Former Polish president and Nobel Peace Prize winner Lech Wałęsa will face trial in Poland on accusations that he falsely testified not to have signed documents relating to his alleged cooperation with the communist authorities. If found guilty, he faces up to three years in prison.

While Wałęsa, now aged 80, is a symbol of opposition to Poland’s communist regime, having led the Solidarity movement that helped topple it, he has also long faced accusations that he previously cooperated with the security services.

Those claims have often been made by conservative figures, including many linked to the Law and Justice (PiS) party that has ruled Poland since 2015. Wałęsa, who is a prominent opponent of PiS, has always denied such claims and suggested that any documents indicating otherwise are forgeries.

Two years ago, prosecutors – who during PiS’s time in power have been under the authority of prosecutor general and justice minister Zbigniew Ziobro – charged Wałęsa with making false statements when he testified that he did not sign documents agreeing to work with the security services.

Today, they announced that they have filed an indictment, meaning the former president will face trial.

The case in question stems from statements made by Wałęsa in 2016 during an investigation by the Institute of National Remembrance (IPN), a state historical body that also has prosecutorial powers.

The proceedings, in which the former Polish president testified as a witness and was treated as an injured party, were launched after documents carrying his signatures were found in the home archives of former communist interior minister Czesław Kiszczak.

The documents indicated that Wałęsa, working under the code name Bolek, signed a commitment to collaborate with the communist Security Service (SB), as well as payslips and informant’s notes. The former president had told the media at the time the documents were discovered that they had been falsified.

The purpose of the IPN’s investigation was to verify whether a crime of document forgery had been committed and to identify possible perpetrators. During its course, Wałęsa testified he did not sign the documents.

“After being shown a number of documents…he denied having drafted or signed any of the more than fifty documents shown to him,” a spokesman for the District Prosecutor’s Office in Warsaw, Szymon Banna, told news website Onet.

Wałęsa admitted, however, that in the case of one letter found in the file, with handwritten notes and the signature “Lech Wałęsa”, there is a high degree of probability it was his handwriting and signature.

However, the prosecutors found – after comparing the documents from the file with others confirmed as being written and signed by Wałęsa and consulting forensic handwriting experts – that in the case of over 50 documents, Wałęsa’s testimony was false.

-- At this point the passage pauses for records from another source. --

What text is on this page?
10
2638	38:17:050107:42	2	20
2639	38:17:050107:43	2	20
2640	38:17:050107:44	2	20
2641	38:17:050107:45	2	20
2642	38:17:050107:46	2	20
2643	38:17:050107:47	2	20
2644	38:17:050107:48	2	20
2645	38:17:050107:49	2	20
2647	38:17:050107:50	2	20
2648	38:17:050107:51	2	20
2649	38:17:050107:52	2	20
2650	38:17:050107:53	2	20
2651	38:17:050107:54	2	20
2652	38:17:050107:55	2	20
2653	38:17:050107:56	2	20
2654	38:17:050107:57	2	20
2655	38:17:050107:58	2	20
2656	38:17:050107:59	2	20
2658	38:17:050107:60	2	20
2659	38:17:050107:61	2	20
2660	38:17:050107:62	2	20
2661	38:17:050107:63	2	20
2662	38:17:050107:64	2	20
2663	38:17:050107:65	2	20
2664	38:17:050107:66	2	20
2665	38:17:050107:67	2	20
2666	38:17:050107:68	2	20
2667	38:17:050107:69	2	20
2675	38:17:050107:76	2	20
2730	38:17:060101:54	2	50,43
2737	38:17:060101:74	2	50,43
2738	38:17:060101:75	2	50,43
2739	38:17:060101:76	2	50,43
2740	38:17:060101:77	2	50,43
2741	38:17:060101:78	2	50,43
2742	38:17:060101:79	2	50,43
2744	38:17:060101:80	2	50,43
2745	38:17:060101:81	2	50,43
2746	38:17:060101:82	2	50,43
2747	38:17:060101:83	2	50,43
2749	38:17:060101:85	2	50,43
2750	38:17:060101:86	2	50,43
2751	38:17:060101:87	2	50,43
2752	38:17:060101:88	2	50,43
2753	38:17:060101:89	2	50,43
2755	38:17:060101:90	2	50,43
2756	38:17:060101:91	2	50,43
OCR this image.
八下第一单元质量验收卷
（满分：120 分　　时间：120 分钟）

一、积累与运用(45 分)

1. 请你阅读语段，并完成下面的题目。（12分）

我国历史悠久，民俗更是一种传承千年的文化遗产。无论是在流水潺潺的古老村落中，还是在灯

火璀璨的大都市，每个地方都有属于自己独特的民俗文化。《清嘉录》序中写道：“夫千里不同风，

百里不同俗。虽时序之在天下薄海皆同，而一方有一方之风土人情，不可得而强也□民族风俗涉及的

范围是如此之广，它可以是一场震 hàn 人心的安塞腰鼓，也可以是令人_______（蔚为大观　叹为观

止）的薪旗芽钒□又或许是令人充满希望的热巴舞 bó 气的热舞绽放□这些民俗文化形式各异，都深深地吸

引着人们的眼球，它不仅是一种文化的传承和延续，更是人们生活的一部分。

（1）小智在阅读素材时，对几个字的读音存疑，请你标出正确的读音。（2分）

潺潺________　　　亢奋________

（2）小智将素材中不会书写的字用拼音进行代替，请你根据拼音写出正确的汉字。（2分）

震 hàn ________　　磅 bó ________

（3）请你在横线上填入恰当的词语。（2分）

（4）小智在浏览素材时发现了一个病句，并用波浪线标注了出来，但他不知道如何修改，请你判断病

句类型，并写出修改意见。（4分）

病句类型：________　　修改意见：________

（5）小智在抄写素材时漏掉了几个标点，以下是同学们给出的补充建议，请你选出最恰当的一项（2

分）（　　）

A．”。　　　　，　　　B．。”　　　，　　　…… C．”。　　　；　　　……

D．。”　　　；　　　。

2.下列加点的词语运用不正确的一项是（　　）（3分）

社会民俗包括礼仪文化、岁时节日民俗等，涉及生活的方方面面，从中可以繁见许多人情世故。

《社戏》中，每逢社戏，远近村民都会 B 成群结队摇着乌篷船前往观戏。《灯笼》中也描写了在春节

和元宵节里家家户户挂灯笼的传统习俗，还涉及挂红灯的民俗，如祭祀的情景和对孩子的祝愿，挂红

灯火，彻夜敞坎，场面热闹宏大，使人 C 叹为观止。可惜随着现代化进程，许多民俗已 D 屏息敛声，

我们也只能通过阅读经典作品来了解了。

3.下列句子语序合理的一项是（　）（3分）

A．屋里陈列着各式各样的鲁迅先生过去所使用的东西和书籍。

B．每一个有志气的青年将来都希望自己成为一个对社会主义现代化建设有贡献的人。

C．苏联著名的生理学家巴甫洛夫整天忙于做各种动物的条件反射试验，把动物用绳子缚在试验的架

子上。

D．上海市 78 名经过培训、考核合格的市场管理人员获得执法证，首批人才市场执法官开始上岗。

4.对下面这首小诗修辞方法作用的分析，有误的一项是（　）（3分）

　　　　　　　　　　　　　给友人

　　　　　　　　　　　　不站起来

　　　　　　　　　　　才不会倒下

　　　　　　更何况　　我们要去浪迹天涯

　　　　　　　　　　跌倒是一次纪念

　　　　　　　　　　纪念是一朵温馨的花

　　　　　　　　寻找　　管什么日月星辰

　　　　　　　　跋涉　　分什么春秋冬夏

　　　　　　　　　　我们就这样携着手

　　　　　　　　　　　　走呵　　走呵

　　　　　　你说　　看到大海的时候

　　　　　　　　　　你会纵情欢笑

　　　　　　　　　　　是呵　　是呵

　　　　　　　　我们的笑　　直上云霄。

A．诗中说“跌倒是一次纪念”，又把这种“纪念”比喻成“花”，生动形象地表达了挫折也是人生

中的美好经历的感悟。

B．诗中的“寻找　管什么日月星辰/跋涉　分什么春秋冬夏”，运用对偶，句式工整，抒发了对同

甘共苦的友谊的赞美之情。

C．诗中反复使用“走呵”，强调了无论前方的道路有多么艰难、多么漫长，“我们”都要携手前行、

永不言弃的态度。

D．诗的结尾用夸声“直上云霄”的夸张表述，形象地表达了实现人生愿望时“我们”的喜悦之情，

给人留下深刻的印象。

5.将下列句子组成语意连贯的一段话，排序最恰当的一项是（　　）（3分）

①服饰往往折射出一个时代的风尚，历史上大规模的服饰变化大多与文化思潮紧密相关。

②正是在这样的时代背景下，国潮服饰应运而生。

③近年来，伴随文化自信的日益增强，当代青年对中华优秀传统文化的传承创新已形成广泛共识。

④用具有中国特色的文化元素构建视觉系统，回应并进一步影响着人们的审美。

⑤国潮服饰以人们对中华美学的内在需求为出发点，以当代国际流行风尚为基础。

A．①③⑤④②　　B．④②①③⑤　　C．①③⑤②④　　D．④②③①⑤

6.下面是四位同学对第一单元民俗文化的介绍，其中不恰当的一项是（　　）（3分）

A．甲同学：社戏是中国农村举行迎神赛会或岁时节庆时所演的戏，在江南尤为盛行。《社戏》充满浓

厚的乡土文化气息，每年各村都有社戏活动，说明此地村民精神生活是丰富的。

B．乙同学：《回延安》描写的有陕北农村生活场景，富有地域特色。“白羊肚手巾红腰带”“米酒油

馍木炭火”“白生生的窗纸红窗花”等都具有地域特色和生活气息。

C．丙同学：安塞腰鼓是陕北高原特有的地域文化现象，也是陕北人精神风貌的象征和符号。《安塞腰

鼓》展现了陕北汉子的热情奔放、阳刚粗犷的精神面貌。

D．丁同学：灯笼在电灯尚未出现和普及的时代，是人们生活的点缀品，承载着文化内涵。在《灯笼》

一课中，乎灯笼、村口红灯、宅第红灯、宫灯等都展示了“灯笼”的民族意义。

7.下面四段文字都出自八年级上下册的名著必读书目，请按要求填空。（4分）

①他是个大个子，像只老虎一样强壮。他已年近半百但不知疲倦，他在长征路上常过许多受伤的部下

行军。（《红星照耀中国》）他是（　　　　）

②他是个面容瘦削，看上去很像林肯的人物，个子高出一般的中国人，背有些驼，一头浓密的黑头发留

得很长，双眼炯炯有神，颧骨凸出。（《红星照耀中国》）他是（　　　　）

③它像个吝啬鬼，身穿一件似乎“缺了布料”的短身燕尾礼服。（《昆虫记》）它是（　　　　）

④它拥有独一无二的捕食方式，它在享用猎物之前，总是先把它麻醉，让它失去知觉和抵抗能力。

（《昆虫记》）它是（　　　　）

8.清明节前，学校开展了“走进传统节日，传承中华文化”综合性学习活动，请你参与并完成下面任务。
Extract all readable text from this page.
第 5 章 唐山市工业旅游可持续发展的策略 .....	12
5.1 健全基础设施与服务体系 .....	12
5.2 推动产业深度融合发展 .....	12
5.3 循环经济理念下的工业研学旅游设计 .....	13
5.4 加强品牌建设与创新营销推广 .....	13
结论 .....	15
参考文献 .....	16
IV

“The Institute [of Forensic Research] issued a conclusive assessment stating that the documents from the personal file and the work file of the secret collaborator alias ‘Bolek’ were drawn up by the former president,” said Banna.

“The experts confirmed that he had drawn up or personally signed: a handwritten undertaking to cooperate with the Security Service in December 1970, handwritten receipts for money for information provided to SB officers, as well as more than 30 handwritten informant’s notes,” the spokesman added.

In response to today’s announcement that he had been indicted, Wałęsa published a statement on Facebook describing the accusations against him as “terrible insults and monstrous lies” that must be disproven “line by line”.

In further remarks to news website Wirtualna Polska, the former president reiterated that he “maintains the documents were forged”. He added that he was not yet sure if he would appear at the trial “because these are not courts [anymore]” – a reference to the PiS government’s overhaul of the judiciary.

Earlier this week, Wałęsa won a case against Poland before the European Court of Human Rights (ECHR), which found that PiS’s judicial reforms had violated Wałęsa’s rights in a case relating to accusations that he collaborated with the communists.